Ran: If I understand you, you are pointing out that infringers as well as copyright holders act self-interestedly. If infringers get a pass, then, so should copyright holders. So far as it goes, that's a fair point. But please recall that I am not here arguing that infringers act rightly. Rather, I'm observing that common moral intuitions about copying do not support the claim that copyrights equate to moral rights. I'm quite willing to concede that most folks think there is *something* wrong with infringement--especially those who suffer infringement. It's just doesn't rise to the level of a violation of a natural right. About *that* sort of wrong, we don't generally see widespread variation of opinion based on crass self-interest; almost everyone agrees about the rightness of respecting persons, (tangible) property, and promises.
I find appeals to moral intuition most persuasive when you can find some underlying rationale to the intuition (while admitting that most people won't have thought it through carefully). In this case, you might say that people naturally understand, on some level, that exclusive ownership makes most sense in the context of rivalrous consumption. As a result, their moral aversion to "theft" is weaker in situations where consumption is non-rivalrous. You could then test this hypothesis by asking whether moral aversion is similarly weak in other cases involving non-rivalrous consumption, such as uncrowded bridges and roads or below-capacity auditoriums.
I must say my moral intuitions do not agree at all with your supposed "moral intuitions of most folks." Perhaps it's just because I know too many small-time professional musicians, and know how important CD sales are to their livelihood. The thought of costing them sales by copying their CDs horrifies me.
That is how my moral intuition works -- I will gladly copy stuff that is no longer available for sale, or copy a few tracks for someone who I think might be inspired to buy the full album. But I try to do nothing which will take money out of their pocket.
I make one copy for myself of a movie I rent and like (and isn't copy protected). It's not easily morally justifiable though. A rich person should never do it; she can afford to buy it. A poor person like me who never planned to buy the movie in any case can. So, in this case the poor person gets away with something. Finally!
"I plan on purchasing the book."
Purchase? Where can I download it for free? (Then I'll make some copies for my friends for Christmas.) You'll be famous if not so rich.

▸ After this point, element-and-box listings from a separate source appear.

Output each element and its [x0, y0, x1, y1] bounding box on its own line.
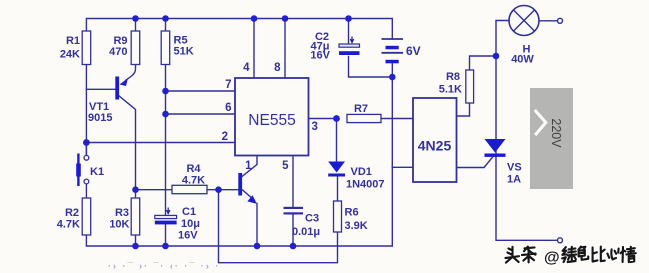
wire pin 7 — [166, 90, 236, 92]
svg-text:R8: R8 — [446, 71, 460, 83]
svg-text:5.1K: 5.1K — [439, 84, 462, 96]
node pin3 / R7 / VD1 — [333, 115, 340, 122]
node battery negative — [389, 74, 396, 81]
wire R2 bottom + ground rail — [86, 77, 392, 246]
node rail VT2 emitter — [254, 243, 261, 250]
wire VT1 base — [86, 88, 115, 90]
svg-text:9015: 9015 — [88, 112, 112, 124]
diode VD1 — [328, 162, 384, 191]
wire R3 top lead — [135, 190, 137, 198]
svg-text:470: 470 — [109, 46, 127, 58]
resistor R7 — [347, 103, 381, 123]
svg-text:51K: 51K — [174, 46, 194, 58]
node top C2 — [345, 15, 352, 22]
wire pin 5 / C3 top — [292, 156, 294, 208]
wire K1 lower lead to R2 — [85, 184, 87, 198]
resistor R9 — [109, 31, 140, 65]
wire pin 3 — [309, 118, 337, 120]
wire pin 1 lead — [242, 156, 257, 177]
IC NE555 U1 — [222, 62, 318, 172]
svg-text:5: 5 — [282, 160, 289, 172]
svg-text:NE555: NE555 — [248, 112, 295, 129]
transistor VT2 — [238, 173, 256, 204]
svg-text:4N25: 4N25 — [418, 138, 452, 154]
svg-text:10μ: 10μ — [181, 218, 200, 230]
node rail C1 — [162, 243, 169, 250]
svg-text:4.7K: 4.7K — [57, 219, 80, 231]
resistor R8 — [439, 70, 474, 103]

Glen: If we can rely on thought-experiments (as do philosophers), I think your examples would tend to confirm my reading of the consensus view of the morality of unauthorized copying.
sf: I see your point and in fact act as you do. Yeah, believe it or not, I try to be very scrupulous about copyright infringement! So I'm starting to think that my analogy with breaking traffic laws is not quite fair to copyright. Better, I now think, would be an analogy with tax evasion. If you under-pay taxes, you reduce the amount of wealth available for lawmakers to redistribute to (at least in small part) the poor. So you could argue that tax evasion harms the poor. That is not to say it violates their natural rights, of course. But that effect on third parties makes tax evasion look more like copyright infringement than speeding does.
Rudolf: You can download the draft version, or at least those parts of it I've completed, at intellectualprivilege.com. Enjoy!